The Contract Air Mail Act of 1925, a.k.a., the Kelly Act, was the first piece of legislation targeted with freeing the airmail service from total control of the Post Office Department. The act, passed on February 2, 1925, provided for a four year bidding period that would begin on smaller "feeder" routes. The act also set airmail rates and the level of the subsidies contractors could receive for flying the mail. The subsidies would be dependent on the amount of mail carried and the number of zones it traveled through.

The initial contracts were awarded to Colonial Air Transportation, National Air Transport, Robertson Aircraft Corporation, Western Air Express and Varney Air Lines. The first amendment offered to the Kelly Act was a change in subsidy payments. As of June 3, 1926, contractors were paid $3.00 per pound of mail for the first 1,000 miles traveled, and 30 cents per pound per additional 100 miles.

Other important components to the future of U.S. airmail were the Morrow and the Lassiter Boards.

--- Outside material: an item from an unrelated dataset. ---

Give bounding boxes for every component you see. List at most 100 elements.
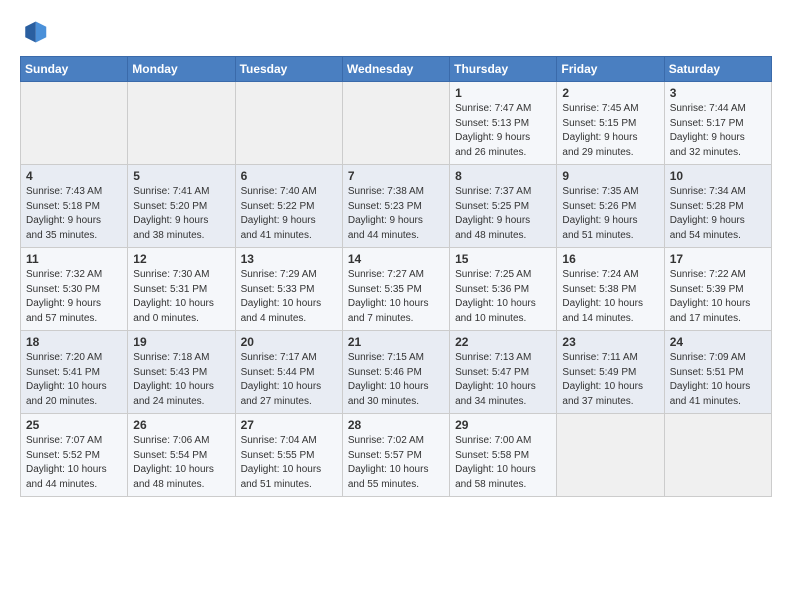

The Morrow Board was the creation by President Calvin Coolidge in 1925. The group, led by banking executive (and future father-in-law of Charles Lindbergh) Dwight Morrow, was asked to recommend a national aviation policy. The report, presented on December 2, 1925, included several recommendations, including non-military government-set standards over civil aviation. The Lassiter Board, created under War Department supervision, concluded that the U.S. aircraft industry was "entirely inadequate to meet peace and war time requirements. . . It depends for its existence almost wholly upon orders placed by Government services." In 1926 came the next major piece of airmail legislation, the Air Commerce Act, which turned to the Morrow Board's recommendations for assistance. The Air Commerce Act broadened responsibilities for the development of aviation by passing control of civilian aviation to the Commerce Department.

The next major step in the evolution of U.S. airmail service came in 1930 with the McNary-Watres Act. Yet another amendment to the original Air Mail Act of 1925, McNary-Watres provided under section 4, that "The Postmaster General is authorized to award contracts for the transportation of air mail by aircraft between such points as he may designate to the lowest responsible bidder at fixed rates per mile . . . [and] Postmaster General may award to the lowest responsible bidder, who has owned and operated an air transportation service on a fixed daily schedule over a distance of not less than 250 miles and for a period of not less than six months prior to the advertisement for bids. . . . Whenever sufficient air mail is not available, first-class mail matter may be added to make up the maximum load specified in such contract." Section 6 of the act gave the Postmaster General power to replace contractors if "the public interest will be promoted thereby."

The McNary-Watres Act brought objections from numerous sources, including Clyde Kelly, author of the original airmail legislation, for placing too much power over the service in the hands of the Postmaster General and the postal service. Through 1926, U.S. mail was being carried by contact fliers on small feeder routes, while U.S. Air Mail Service pilots continued to provide the service along the nation's transcontinental flyway.